SFEBES2017 Poster Presentations Neuroendocrinology and Pituitary (42 abstracts)
Aintree University Hospital, Liverpool, UK.
Background: Neuroglycopenic symptoms in insulinoma could persist for years before localising the source of endogenous hyperinsulinaemia. 90% of insulinomas are sporadic, solitary and < 2 cm in diameter, and can be associated with multiple endocrine neoplasia-1 (MEN-1). Insulinoma is an emerging clinical entity with a huge diagnostic challenge as tumour growth varies from months to years before tumour localisation.

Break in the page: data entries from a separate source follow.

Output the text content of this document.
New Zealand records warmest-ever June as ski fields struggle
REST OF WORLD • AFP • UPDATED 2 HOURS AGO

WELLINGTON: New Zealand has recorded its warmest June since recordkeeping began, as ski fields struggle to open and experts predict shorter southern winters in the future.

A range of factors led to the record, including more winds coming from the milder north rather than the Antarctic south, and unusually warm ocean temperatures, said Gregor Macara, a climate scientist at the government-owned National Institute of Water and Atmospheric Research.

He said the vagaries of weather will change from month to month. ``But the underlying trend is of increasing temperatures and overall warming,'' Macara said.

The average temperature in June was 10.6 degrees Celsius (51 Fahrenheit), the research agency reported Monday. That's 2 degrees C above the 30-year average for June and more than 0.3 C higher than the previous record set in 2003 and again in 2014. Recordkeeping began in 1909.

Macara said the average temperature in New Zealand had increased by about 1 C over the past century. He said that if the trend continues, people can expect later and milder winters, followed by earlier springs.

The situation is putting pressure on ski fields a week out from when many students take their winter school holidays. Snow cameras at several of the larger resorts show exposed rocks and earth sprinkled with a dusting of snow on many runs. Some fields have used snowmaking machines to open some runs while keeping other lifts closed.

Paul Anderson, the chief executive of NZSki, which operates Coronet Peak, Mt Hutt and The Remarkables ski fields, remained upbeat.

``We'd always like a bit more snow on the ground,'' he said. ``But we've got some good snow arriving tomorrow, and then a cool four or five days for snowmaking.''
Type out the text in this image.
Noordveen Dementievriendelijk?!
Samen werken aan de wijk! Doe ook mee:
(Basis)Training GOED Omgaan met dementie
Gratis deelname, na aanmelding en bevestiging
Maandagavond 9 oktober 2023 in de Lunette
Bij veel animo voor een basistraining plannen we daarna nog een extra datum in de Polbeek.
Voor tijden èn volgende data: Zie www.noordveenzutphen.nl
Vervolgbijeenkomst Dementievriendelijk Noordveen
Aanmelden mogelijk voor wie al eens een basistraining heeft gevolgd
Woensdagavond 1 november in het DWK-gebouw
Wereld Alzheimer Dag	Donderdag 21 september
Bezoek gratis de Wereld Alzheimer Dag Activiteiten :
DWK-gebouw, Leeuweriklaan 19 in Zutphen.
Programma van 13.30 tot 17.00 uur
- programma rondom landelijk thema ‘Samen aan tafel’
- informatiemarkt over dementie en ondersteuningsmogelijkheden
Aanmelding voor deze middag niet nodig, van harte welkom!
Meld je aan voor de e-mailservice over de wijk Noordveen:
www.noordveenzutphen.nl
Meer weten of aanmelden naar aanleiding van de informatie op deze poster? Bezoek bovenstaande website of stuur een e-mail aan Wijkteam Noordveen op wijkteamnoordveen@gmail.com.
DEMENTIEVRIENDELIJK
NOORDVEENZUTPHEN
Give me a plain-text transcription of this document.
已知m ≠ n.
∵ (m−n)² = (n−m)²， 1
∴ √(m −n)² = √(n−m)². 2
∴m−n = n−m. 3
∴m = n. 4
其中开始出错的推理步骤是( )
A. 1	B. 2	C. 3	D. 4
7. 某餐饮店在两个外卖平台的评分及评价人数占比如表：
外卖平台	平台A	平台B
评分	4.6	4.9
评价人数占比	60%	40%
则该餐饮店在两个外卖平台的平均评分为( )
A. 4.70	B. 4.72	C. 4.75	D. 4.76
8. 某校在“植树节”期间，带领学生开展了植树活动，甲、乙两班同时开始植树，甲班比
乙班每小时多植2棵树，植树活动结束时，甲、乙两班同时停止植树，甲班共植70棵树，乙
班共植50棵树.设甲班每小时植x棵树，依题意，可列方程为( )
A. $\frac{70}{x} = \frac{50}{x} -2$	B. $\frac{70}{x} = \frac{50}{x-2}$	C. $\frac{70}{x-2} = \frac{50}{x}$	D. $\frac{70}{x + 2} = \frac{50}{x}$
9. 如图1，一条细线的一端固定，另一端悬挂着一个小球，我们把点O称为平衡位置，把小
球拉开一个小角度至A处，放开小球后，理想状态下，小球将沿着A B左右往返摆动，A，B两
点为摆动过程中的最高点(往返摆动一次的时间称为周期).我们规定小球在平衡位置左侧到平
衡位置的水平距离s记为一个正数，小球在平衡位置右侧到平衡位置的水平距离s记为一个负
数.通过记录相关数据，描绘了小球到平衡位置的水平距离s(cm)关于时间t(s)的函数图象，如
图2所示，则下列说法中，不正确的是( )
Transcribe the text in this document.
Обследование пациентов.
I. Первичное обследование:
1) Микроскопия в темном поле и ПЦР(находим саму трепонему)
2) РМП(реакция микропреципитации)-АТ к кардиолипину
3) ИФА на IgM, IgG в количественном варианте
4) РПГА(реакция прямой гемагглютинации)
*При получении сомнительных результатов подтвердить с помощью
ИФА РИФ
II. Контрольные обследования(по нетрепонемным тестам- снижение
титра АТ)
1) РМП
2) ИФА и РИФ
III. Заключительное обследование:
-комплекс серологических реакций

Case Report: A 59-year old woman was referred with intermittent confusion, sweatiness, palpitations, and tremors. Her fasting glucose was 2.1 mmol/L on several occasions without visual changes and galactorrhoea. Thyroid function was normal. Cortisol was 372 nmol/L with raised C-peptide(1085 pmol/L) and failure of suppression of insulin (101 pmol/l). Self-monitored capillary glucose ranged from 2.04.3 mmol/L. Initial non-invasive imaging, including dual phase computed tomography (CT) abdomen and magnetic resonance (MR) imaging of pancreas proved unsuccessful at identifying any tumour. Annual monitoring of fasting gut hormones including insulin, C-peptide and chromogranin A remained consistent with hyperinsulinaemic hypoglycaemia. For 3 years, she adhered to regular meals containing complex carbohydrate, avoiding prolonged fasting with reasonable symptom control, and was reluctant to undergo further investigations. She wasnt able to tolerate a trial of diazoxide. Three years after initial imaging, symptoms became re-emerged uncontrollably. Repeat magnetic resonance imaging of pancreas and post-contrast octreotide scan performed, followed by intraoperative ultrasound. Despite lack of radiological confirmation from initial scans, successful intraoperative endoscopic ultrasound demonstrated 7×6 mm hypoechoic lesion at tail of pancreas. A curative distal pancreatic resection proved vital with histological confirmation of insulinoma. Twenty-four months post-operatively, she remained well with complete resolution of symptoms and no further hypoglycaemia.
Conclusion: Absence of a tumour on serial non-invasive MR imaging modalities does not completely exclude the possibility of insulinoma. Further monitoring in cases of persistent hyperinsulinaemia may require a complete gut hormone profile and consideration of invasive imaging from experts in intraoperative ultrasound.